24 Hours In... Final Fantasy XIV

What the hell is that?  Oh right, this is a Final Fantasy game.

This is an unusual one.  Not the game - well, perhaps that too - but the timing of it being added into my rotation.  Up until a few months ago I'd never played Final Fantasy XIV, which - according to the rules I've set for myself - meant I wasn't likely to get around to it until the second half of this year at the earliest.  However a few months ago my regular gaming partner started playing the game, and since we'd had a lot of fun duoing in Neverwinter back in 2018 I couldn't say no to taking a look at FFXIV sooner than I'd planned.  Since then my opinions of the game have started to sneak into posts I've written about other MMOs, so I've decided to let this one skip the queue - partly to give those opinions some wider context, and partly because there's a lot to say about Final Fantasy XIV.

As always for 24 Hours In... this will be a brand new character.  I'm still levelling the other one, but I take a very different approach to games I'm playing with a friend as compared to the games I discuss here.  There are things I will do differently here, and not only because I already have some knowledge of the game.
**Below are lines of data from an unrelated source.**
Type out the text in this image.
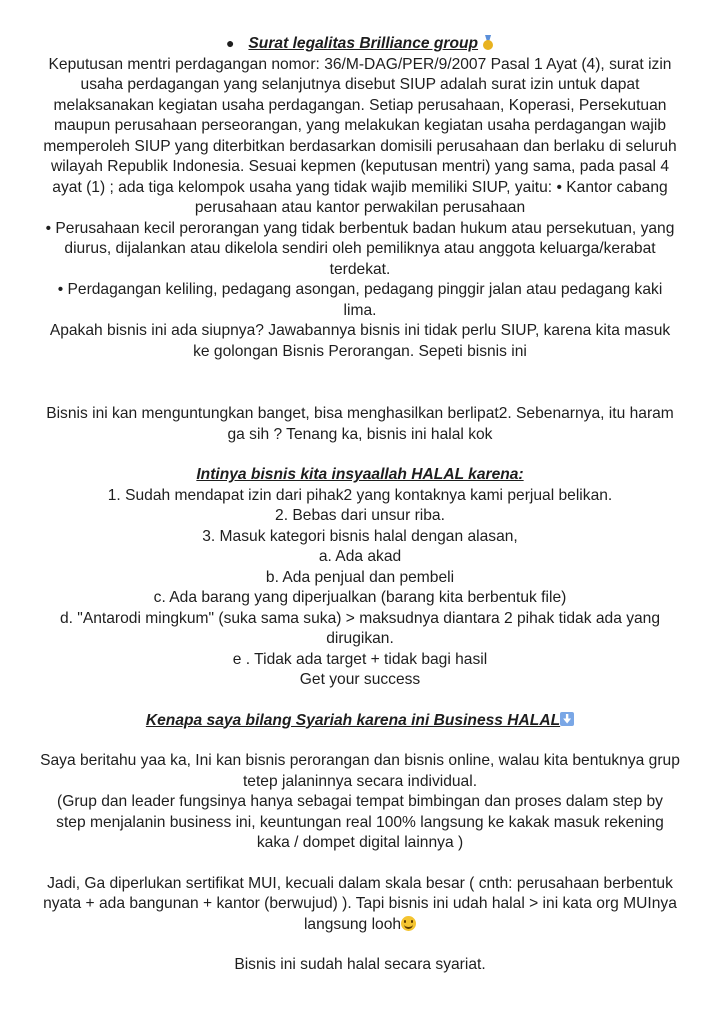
● Surat legalitas Brilliance group
Keputusan mentri perdagangan nomor: 36/M-DAG/PER/9/2007 Pasal 1 Ayat (4), surat izin
usaha perdagangan yang selanjutnya disebut SIUP adalah surat izin untuk dapat
melaksanakan kegiatan usaha perdagangan. Setiap perusahaan, Koperasi, Persekutuan
maupun perusahaan perseorangan, yang melakukan kegiatan usaha perdagangan wajib
memperoleh SIUP yang diterbitkan berdasarkan domisili perusahaan dan berlaku di seluruh
wilayah Republik Indonesia. Sesuai kepmen (keputusan mentri) yang sama, pada pasal 4
ayat (1) ; ada tiga kelompok usaha yang tidak wajib memiliki SIUP, yaitu: • Kantor cabang
perusahaan atau kantor perwakilan perusahaan
• Perusahaan kecil perorangan yang tidak berbentuk badan hukum atau persekutuan, yang
diurus, dijalankan atau dikelola sendiri oleh pemiliknya atau anggota keluarga/kerabat
terdekat.
• Perdagangan keliling, pedagang asongan, pedagang pinggir jalan atau pedagang kaki
lima.
Apakah bisnis ini ada siupnya? Jawabannya bisnis ini tidak perlu SIUP, karena kita masuk
ke golongan Bisnis Perorangan. Sepeti bisnis ini
Bisnis ini kan menguntungkan banget, bisa menghasilkan berlipat2. Sebenarnya, itu haram
ga sih ? Tenang ka, bisnis ini halal kok
Intinya bisnis kita insyaallah HALAL karena:
1. Sudah mendapat izin dari pihak2 yang kontaknya kami perjual belikan.
2. Bebas dari unsur riba.
3. Masuk kategori bisnis halal dengan alasan,
a. Ada akad
b. Ada penjual dan pembeli
c. Ada barang yang diperjualkan (barang kita berbentuk file)
d. "Antarodi mingkum" (suka sama suka) > maksudnya diantara 2 pihak tidak ada yang
dirugikan.
e . Tidak ada target + tidak bagi hasil
Get your success
Kenapa saya bilang Syariah karena ini Business HALAL
Saya beritahu yaa ka, Ini kan bisnis perorangan dan bisnis online, walau kita bentuknya grup
tetep jalaninnya secara individual.
(Grup dan leader fungsinya hanya sebagai tempat bimbingan dan proses dalam step by
step menjalanin business ini, keuntungan real 100% langsung ke kakak masuk rekening
kaka / dompet digital lainnya )
Jadi, Ga diperlukan sertifikat MUI, kecuali dalam skala besar ( cnth: perusahaan berbentuk
nyata + ada bangunan + kantor (berwujud) ). Tapi bisnis ini udah halal > ini kata org MUInya
langsung looh
Bisnis ini sudah halal secara syariat.
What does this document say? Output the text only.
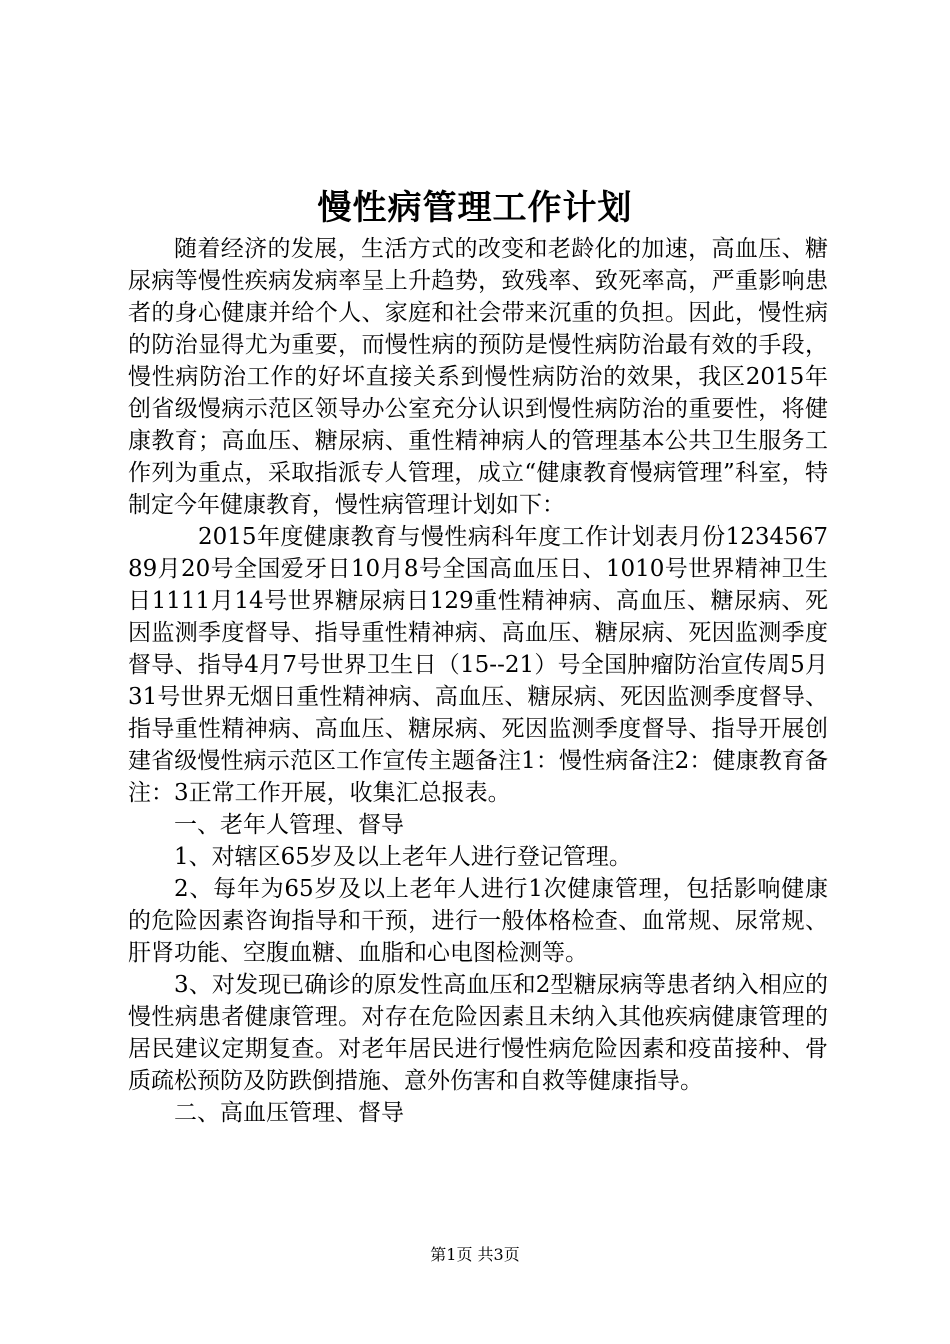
慢性病管理工作计划

随着经济的发展，生活方式的改变和老龄化的加速，高血压、糖尿病等慢性疾病发病率呈上升趋势，致残率、致死率高，严重影响患者的身心健康并给个人、家庭和社会带来沉重的负担。因此，慢性病的防治显得尤为重要，而慢性病的预防是慢性病防治最有效的手段，慢性病防治工作的好坏直接关系到慢性病防治的效果，我区2015年创省级慢病示范区领导办公室充分认识到慢性病防治的重要性，将健康教育；高血压、糖尿病、重性精神病人的管理基本公共卫生服务工作列为重点，采取指派专人管理，成立“健康教育慢病管理”科室，特制定今年健康教育，慢性病管理计划如下：

2015年度健康教育与慢性病科年度工作计划表月份123456789月20号全国爱牙日10月8号全国高血压日、1010号世界精神卫生日1111月14号世界糖尿病日129重性精神病、高血压、糖尿病、死因监测季度督导、指导重性精神病、高血压、糖尿病、死因监测季度督导、指导4月7号世界卫生日（15--21）号全国肿瘤防治宣传周5月31号世界无烟日重性精神病、高血压、糖尿病、死因监测季度督导、指导重性精神病、高血压、糖尿病、死因监测季度督导、指导开展创建省级慢性病示范区工作宣传主题备注1：慢性病备注2：健康教育备注：3正常工作开展，收集汇总报表。

一、老年人管理、督导

1、对辖区65岁及以上老年人进行登记管理。

2、每年为65岁及以上老年人进行1次健康管理，包括影响健康的危险因素咨询指导和干预，进行一般体格检查、血常规、尿常规、肝肾功能、空腹血糖、血脂和心电图检测等。

3、对发现已确诊的原发性高血压和2型糖尿病等患者纳入相应的慢性病患者健康管理。对存在危险因素且未纳入其他疾病健康管理的居民建议定期复查。对老年居民进行慢性病危险因素和疫苗接种、骨质疏松预防及防跌倒措施、意外伤害和自救等健康指导。

二、高血压管理、督导

第1页 共3页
As usual when I kick off a run on a new title I'll add a few words about my history (if any) with its wider franchise.  Like most people in the western world who owned a Playstation in the later half of the '90s my first exposure to the Final Fantasy series - and the entire JRPG genre - came in 1997 with the release of Final Fantasy VII.  Expectations were through the roof after watching the demo disc trailer* and reading the reviews, but FF7 more than lived up to the hype.  "An insurmountable level of excellence" said the trailer, and I still wouldn't argue much with that assessment..

*Click here to bask in nostalgia.  This was absolutely mind blowing back in '97, and it's still one of the best game trailers ever made.

Subsequently I played both FFVIII and FFIX on the PS1, though perhaps inevitably neither game quite lived up to the standard set by their predecessor.  IX in partcular, which I know is well regarded but which I never actually finished.  At some point in that game - quite late on - I realised I'd completely lost the thread of the plot and had no idea of where I was, what I was supposed to be doing, or why I was doing it.  Looking back on it I may have even been in the final area, but I'd lost interest and never went back to it.

I also moved on, eventually, from a console to a PC for gaming, so I never played any of the following games in the series, and that included both FFXI and later FFXIV.  Those two were on PC, but I never felt any particular urge to try them out.  Once I started this blog it was inevitable that I'd eventually get around to FFXIV, but there were a lot of other MMOs ahead of it in the queue.

So that's where I am with Final Fantasy.  I'll always regard VII as a great game (though it's been close to two decades since I last played it so I've no idea if it still holds up) but I don't consider myself a dedicated fan of the series.  Much like Star Wars: The Old Republic then FFXIV can score some easy points with me by echoing those aspects of its franchise I remember fondly, but also like SWTOR it will still have to stand up as a game in its own right.

Final Fantasy XIV is known as one of the least alt-friendly of MMOs.  It's not only possible to level up every class - combat and crafting - on one character, it's more or less recommended to do so.  The game has systems in place to encourage this, such as an XP boost for second and subsequent classes, and it's easier to swap between classes in FFXIV than it is to swap between builds in some other games.  While maxing out all of them would be time consuming it's perfectly doable.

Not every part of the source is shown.